Cellular efficacy of the CAM2602 series. (A) High-content microscopy assays to evaluate mislocalization of Aurora A from the mitotic spindle or loss of P-Thr288 Aurora A in mitotic nuclei when treated with the inhibitor. HeLa cells were treated with titrations of the indicated compounds for 2 h before being fixed, stained for Aurora A, and analyzed using high-content microscopy to determine the percentage of observed mitotic cells at each concentration with spindle-displaced Aurora A (mislocalization). The indicated EC₅₀ values for each compound were calculated from the plots of assay scores against the compound concentration. (B) As in A but stained for dephosphorylated Thr288 Aurora A. (C) Viability assays in Jurkat cells. Jurkat cells were cultured for 72 h with titrations of the indicated compounds. Viability assays were performed following the treatment period and the data normalized to the vehicle-treated controls.
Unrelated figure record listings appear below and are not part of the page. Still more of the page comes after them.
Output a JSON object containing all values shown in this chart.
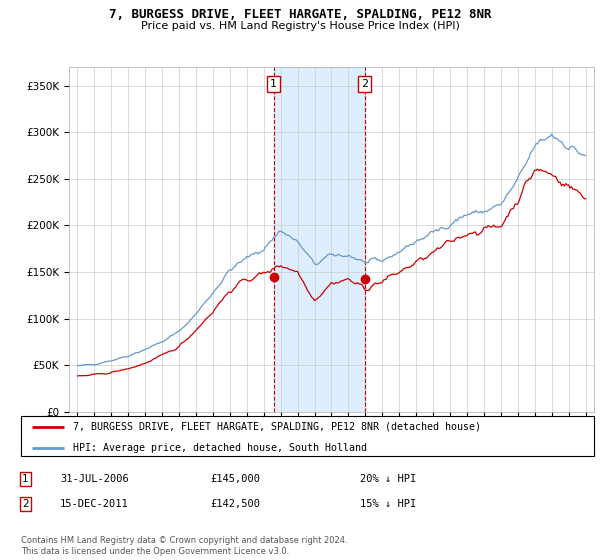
{
  "title": "7, BURGESS DRIVE, FLEET HARGATE, SPALDING, PE12 8NR",
  "subtitle": "Price paid vs. HM Land Registry's House Price Index (HPI)",
  "legend_line1": "7, BURGESS DRIVE, FLEET HARGATE, SPALDING, PE12 8NR (detached house)",
  "legend_line2": "HPI: Average price, detached house, South Holland",
  "purchase1_date": "31-JUL-2006",
  "purchase1_price": "£145,000",
  "purchase1_pct": "20% ↓ HPI",
  "purchase2_date": "15-DEC-2011",
  "purchase2_price": "£142,500",
  "purchase2_pct": "15% ↓ HPI",
  "footer": "Contains HM Land Registry data © Crown copyright and database right 2024.\nThis data is licensed under the Open Government Licence v3.0.",
  "red_color": "#cc0000",
  "blue_color": "#6699cc",
  "shade_color": "#ddeeff",
  "ylim": [
    0,
    370000
  ],
  "yticks": [
    0,
    50000,
    100000,
    150000,
    200000,
    250000,
    300000,
    350000
  ],
  "ytick_labels": [
    "£0",
    "£50K",
    "£100K",
    "£150K",
    "£200K",
    "£250K",
    "£300K",
    "£350K"
  ],
  "purchase1_x": 2006.58,
  "purchase2_x": 2011.96,
  "purchase1_y": 145000,
  "purchase2_y": 142500,
  "xlim": [
    1994.5,
    2025.5
  ],
  "xticks": [
    1995,
    1996,
    1997,
    1998,
    1999,
    2000,
    2001,
    2002,
    2003,
    2004,
    2005,
    2006,
    2007,
    2008,
    2009,
    2010,
    2011,
    2012,
    2013,
    2014,
    2015,
    2016,
    2017,
    2018,
    2019,
    2020,
    2021,
    2022,
    2023,
    2024,
    2025
  ]
}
GI₅₀ values were calculated from plots of the viability assay data. (D) Viability in HeLa cells, determined similarly to (C).

Figure 5

In vitro and in vivo characterization of CAM2602. (A) Jurkat cells were treated for 8 h with 20 μM CAM2602 or 14 nM alisertib and analyzed by flow cytometry for PH3-positive cells relative to vehicle controls. PH3-positive cells from each sample were assessed for a loss of P-Thr288 positivity. (B) Female NSG mice bearing solid Jurkat tumors (subcutaneous implantation, rear dorsum) were administered a single oral dose of either CAM2602 or vehicle. Tumor cells from 0, 8, or 12 h of treatment were analyzed by flow cytometry similarly to in vitro samples in panel A. (C) Pharmacokinetic analysis of CAM2602 or alisertib concentrations in tumor and plasma samples taken at 8 or 12 h after dosing with 200 and 30 mg/kg, respectively. (D) NSG mice bearing subcutaneous, solid tumor xenografts of Jurkat cells were dosed orally once per day with either vehicle, CAM2602, or alisertib, as indicated (n = 5). Tumor volumes were estimated periodically over the 26 days of dosing by calliper measurement. Error bars show the standard deviation from the mean.